The constitutional case against the Fed should have been enough to end it immediately. The Founders, having lived through the Continental dollar’s collapse, explicitly required gold and silver as legal tender and never granted Congress power to delegate money creation to a private banking cartel. Every Federal Reserve Note was a violation of Article I, Section 10, every act of money creation a form of illegal counterfeiting that would land anyone else in prison. Paul showed how the Supreme Court had twisted the Constitution through cases like McCulloch v. Maryland, inventing “implied powers” that turned the document from a restraint on government into a blank check. Yet Congress loved this arrangement because it let them spend without taxing, fund wars without asking voters, and create welfare programs without admitting their true cost. The Fed enabled what the Constitution was designed to prevent: unlimited government growth through the hidden tax of inflation.
Analogy
Imagine you live in a town where one family owns the only water well. This family has the magical power to create as much water as they want from nothing—not by finding new sources or purifying it, but just by declaring it exists. At first, this seems wonderful. Water is plentiful, everyone’s lawns are green, pools are full, and the town prospers. The family that controls the well becomes incredibly wealthy and powerful, as does anyone who befriends them, because they get first access to the new water before everyone else knows it exists.
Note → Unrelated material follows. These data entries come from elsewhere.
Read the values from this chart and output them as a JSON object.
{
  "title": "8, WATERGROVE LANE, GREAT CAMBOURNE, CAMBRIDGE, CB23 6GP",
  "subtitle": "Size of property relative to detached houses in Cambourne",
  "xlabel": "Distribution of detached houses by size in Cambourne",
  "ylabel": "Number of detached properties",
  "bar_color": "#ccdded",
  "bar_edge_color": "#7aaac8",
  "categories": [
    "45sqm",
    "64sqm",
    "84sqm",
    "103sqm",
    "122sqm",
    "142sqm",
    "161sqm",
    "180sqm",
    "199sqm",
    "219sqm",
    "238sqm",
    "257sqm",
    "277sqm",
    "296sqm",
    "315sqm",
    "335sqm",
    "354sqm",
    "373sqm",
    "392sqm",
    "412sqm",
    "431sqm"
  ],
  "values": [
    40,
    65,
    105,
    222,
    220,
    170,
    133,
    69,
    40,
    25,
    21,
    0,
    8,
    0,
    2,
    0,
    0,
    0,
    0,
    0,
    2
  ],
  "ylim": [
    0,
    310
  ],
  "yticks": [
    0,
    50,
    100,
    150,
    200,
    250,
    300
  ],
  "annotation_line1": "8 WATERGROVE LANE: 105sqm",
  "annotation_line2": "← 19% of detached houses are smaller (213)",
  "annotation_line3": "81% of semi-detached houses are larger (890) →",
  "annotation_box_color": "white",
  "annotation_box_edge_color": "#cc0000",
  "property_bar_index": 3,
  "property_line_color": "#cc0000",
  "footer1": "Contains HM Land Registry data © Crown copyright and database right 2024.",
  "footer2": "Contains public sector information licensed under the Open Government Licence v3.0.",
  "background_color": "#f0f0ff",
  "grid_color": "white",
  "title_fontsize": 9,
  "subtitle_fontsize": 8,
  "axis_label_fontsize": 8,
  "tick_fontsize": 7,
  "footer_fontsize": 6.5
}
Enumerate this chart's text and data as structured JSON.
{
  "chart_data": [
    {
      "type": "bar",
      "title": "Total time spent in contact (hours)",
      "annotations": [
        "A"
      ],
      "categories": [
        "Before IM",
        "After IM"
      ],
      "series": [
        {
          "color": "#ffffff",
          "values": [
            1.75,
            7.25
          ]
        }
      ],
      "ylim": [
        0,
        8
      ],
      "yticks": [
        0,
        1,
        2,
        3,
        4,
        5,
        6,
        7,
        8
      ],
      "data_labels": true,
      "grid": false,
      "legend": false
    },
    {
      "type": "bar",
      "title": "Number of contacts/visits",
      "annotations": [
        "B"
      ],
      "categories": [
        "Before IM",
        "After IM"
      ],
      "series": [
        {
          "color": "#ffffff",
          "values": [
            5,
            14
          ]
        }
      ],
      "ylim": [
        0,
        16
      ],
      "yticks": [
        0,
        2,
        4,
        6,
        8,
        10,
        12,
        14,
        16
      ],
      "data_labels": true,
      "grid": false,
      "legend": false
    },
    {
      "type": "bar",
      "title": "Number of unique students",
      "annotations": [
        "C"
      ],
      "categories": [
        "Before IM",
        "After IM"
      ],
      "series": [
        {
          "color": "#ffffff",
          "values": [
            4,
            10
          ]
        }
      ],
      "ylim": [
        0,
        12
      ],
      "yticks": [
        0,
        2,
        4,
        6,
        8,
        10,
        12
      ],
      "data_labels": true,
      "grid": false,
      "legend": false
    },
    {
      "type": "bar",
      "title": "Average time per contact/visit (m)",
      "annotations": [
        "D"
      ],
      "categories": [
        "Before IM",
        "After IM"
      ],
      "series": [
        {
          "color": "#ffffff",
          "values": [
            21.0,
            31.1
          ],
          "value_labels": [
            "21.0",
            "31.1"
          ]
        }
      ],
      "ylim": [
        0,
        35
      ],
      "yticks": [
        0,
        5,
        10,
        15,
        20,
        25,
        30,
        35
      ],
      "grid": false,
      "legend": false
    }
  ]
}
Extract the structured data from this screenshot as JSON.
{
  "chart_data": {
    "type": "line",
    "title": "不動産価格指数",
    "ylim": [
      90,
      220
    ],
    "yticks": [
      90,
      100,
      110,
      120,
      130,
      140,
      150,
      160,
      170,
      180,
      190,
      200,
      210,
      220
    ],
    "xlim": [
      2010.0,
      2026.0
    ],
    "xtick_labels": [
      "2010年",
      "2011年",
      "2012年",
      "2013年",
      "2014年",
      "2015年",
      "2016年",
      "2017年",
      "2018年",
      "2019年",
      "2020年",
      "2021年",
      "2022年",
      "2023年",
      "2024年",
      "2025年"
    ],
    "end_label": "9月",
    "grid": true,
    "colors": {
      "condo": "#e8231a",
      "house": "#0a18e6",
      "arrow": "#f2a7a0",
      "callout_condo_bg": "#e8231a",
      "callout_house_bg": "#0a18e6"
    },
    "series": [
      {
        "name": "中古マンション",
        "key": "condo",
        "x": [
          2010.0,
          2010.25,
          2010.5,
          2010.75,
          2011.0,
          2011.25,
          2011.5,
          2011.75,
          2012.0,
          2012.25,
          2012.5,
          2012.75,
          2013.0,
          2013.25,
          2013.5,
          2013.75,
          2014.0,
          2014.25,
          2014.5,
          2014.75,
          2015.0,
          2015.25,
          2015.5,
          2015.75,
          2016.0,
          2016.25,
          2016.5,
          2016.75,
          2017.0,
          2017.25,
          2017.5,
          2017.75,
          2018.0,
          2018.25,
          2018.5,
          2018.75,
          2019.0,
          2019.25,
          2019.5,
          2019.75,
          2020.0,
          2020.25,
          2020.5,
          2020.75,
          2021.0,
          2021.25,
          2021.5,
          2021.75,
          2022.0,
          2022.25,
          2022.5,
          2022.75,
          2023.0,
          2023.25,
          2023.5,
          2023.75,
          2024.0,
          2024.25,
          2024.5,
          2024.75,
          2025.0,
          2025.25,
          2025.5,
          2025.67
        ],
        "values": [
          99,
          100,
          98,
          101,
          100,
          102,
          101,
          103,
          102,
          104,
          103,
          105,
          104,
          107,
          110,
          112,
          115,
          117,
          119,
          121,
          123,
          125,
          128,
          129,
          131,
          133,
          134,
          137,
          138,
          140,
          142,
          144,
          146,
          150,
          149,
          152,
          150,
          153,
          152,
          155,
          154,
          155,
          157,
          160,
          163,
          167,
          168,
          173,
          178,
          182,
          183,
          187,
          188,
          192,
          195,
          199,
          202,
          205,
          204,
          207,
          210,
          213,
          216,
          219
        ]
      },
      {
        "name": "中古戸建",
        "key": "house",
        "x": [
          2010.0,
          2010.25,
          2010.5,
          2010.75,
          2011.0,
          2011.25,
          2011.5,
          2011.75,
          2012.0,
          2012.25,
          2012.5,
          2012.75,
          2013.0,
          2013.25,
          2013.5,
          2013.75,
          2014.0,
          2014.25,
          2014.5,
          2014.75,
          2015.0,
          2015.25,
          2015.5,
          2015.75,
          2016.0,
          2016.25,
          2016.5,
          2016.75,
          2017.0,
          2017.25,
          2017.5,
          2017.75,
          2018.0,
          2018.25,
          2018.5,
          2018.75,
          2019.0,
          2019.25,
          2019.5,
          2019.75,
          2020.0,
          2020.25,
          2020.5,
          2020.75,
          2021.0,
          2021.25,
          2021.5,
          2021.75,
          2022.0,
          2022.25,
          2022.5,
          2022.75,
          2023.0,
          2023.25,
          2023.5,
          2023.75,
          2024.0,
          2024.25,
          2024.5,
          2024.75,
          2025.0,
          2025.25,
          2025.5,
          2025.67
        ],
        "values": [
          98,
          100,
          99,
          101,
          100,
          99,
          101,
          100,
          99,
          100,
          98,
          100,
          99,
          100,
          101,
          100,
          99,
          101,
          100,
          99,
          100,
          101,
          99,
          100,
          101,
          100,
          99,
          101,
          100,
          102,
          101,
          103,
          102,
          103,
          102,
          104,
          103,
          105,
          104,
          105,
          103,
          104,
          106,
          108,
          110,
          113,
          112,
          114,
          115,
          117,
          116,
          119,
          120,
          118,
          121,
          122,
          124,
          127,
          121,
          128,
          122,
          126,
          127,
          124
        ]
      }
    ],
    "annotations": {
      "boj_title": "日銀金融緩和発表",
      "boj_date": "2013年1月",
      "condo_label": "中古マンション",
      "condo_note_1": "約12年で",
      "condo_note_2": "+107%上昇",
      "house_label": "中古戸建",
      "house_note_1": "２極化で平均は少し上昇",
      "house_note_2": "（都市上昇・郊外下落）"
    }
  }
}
But here’s the catch: the more water this family creates from nothing, the less valuable all existing water becomes. Soon, it takes two buckets to buy what one bucket bought before. Then five. Then ten. People who saved water in tanks for their retirement find it’s now worthless. Meanwhile, the well-owning family and their friends already traded their early access to the new water for real goods—land, houses, businesses—before prices adjusted. Even worse, when their friends make bad business decisions and waste enormous amounts of water, the well family just creates more to bail them out, diluting everyone else’s water even further. The town government loves this arrangement because they can promise voters unlimited water for fountains, pools, and parks without raising taxes—they just have the well family create more. When citizens finally realize they’re being robbed and demand answers about how much water is being created and who’s getting it, the well family says it’s “too complicated” for regular people to understand and revealing the information would be “counterproductive.” This is exactly what the Federal Reserve does with money—creating it from nothing, enriching those with first access, destroying savings through dilution, enabling government excess, and operating in complete secrecy while pretending it’s all for the common good.
The One-Minute Elevator Explanation
The Federal Reserve is essentially a money-counterfeiting operation that Congress created in 1913, giving a banking cartel the exclusive power to create dollars from nothing. When they print money—nowadays just typing numbers into computers—they’re not creating wealth, they’re stealing it from everyone who has saved dollars, like a thief who sneaks into your house and takes half the value from your wallet while you sleep. This fake money causes booms when everyone feels rich borrowing and spending what doesn’t really exist, followed by devastating busts when reality reasserts itself—think the housing crash of 2008. The Fed enables endless wars and welfare programs by printing whatever the government wants to spend, making every American poorer through the hidden tax of inflation. The solution is simple: end the Fed, restore sound money that government can’t print, and force politicians to be honest about what things actually cost instead of paying for everything with the counterfeit money machine.